Personally, I don't know why they had to used canned applause at the end - just let the viewers enjoy listening to the theme!
clemon79:
[quote name=\'Ian Wallis\' date=\'Dec 11 2003, 06:59 AM\'] Personally, I don't know why they had to used canned applause at the end - just let the viewers enjoy listening to the theme! [/quote]
'Cuz .00001 percent of the viewing audience actually WANT to hear the theme in the clear.
uncamark:
[quote name=\'Ian Wallis\' date=\'Dec 11 2003, 08:59 AM\']What I've found amusing is that sometimes the director is a little careless with the closing shots of a show. For example, on a few episodes of the '80s "Tattletales", they used the canned applause at the end of the show, but the camera pulled out to show the whole audience - who were NOT applauding.

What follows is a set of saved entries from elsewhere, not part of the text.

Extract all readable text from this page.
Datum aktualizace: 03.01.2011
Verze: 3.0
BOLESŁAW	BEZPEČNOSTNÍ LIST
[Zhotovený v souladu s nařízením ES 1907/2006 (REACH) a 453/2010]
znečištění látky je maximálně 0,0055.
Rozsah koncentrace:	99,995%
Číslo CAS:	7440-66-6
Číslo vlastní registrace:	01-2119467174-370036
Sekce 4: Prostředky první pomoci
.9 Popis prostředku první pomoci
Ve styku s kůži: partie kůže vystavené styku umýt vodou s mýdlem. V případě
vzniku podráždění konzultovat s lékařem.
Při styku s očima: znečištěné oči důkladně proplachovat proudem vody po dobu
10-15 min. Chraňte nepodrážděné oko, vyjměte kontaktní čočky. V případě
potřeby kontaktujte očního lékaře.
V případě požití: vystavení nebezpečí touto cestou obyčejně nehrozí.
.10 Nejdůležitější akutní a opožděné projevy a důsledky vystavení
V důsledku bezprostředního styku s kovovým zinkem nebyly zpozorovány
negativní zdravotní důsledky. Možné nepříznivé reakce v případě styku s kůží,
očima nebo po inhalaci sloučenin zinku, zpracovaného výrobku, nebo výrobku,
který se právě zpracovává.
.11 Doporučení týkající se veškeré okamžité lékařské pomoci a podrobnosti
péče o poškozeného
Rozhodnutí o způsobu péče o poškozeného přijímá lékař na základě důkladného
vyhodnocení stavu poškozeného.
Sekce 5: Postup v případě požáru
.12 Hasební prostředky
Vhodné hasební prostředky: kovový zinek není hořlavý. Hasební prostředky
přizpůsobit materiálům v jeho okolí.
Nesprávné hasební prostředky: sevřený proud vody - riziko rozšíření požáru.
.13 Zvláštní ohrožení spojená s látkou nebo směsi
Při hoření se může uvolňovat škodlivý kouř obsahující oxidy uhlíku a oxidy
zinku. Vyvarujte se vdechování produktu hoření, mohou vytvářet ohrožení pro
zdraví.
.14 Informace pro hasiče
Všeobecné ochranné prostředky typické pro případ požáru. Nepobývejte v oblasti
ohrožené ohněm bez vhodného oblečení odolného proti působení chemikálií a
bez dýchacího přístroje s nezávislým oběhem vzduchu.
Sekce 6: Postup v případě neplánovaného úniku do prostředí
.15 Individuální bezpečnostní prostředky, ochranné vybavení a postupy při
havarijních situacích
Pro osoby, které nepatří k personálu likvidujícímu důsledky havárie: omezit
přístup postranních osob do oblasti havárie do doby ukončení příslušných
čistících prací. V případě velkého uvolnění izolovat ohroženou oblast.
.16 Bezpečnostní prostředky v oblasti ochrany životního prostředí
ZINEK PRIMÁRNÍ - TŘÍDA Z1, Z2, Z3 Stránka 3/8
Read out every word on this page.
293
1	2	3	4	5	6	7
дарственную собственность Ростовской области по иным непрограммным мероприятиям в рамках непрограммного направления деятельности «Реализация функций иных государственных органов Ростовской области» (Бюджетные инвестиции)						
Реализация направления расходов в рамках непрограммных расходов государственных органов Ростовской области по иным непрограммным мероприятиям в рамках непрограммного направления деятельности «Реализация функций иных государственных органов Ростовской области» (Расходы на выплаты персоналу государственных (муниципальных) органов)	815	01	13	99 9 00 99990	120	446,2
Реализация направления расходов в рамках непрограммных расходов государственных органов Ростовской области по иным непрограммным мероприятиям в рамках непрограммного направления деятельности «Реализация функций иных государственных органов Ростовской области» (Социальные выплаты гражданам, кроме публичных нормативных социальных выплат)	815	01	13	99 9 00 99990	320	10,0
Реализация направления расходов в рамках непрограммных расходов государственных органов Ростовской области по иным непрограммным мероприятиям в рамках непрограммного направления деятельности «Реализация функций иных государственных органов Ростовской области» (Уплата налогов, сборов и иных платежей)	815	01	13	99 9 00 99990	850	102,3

It happened a couple of times on the syndie "Joker's Wild" too.
Personally, I don't know why they had to used canned applause at the end - just let the viewers enjoy listening to the theme![/quote]
The whole idea of the extended audience applause at the end is to heighten everything and make it sound like you just saw the greatest thing in the world. Even if anyone would wonder why a run-of-the-mill game show would get the sort of ovation reserved for Olivier playing King Lear, it's still an established convention--and not just on game shows. (On some old British sitcoms, the audience was cued to applaud immediately when the title of the show is shown in the opening sequence and it keeps coming until the beginning of the first scene.) The more reasonable version would be to have the audience stop and then start up again after the announcer's final announcement, if any (like "Split Second" and the one "Celebrity Bullseye" crawl we saw a few weeks ago), which was common on radio, but no one seems to want to do that nowadays.
I've been of the belief that too often the audience is overcued to applaud on game shows, but, hey, audience applause sure fills up dead time more easily than an inept host trying to ad lib (no names, please).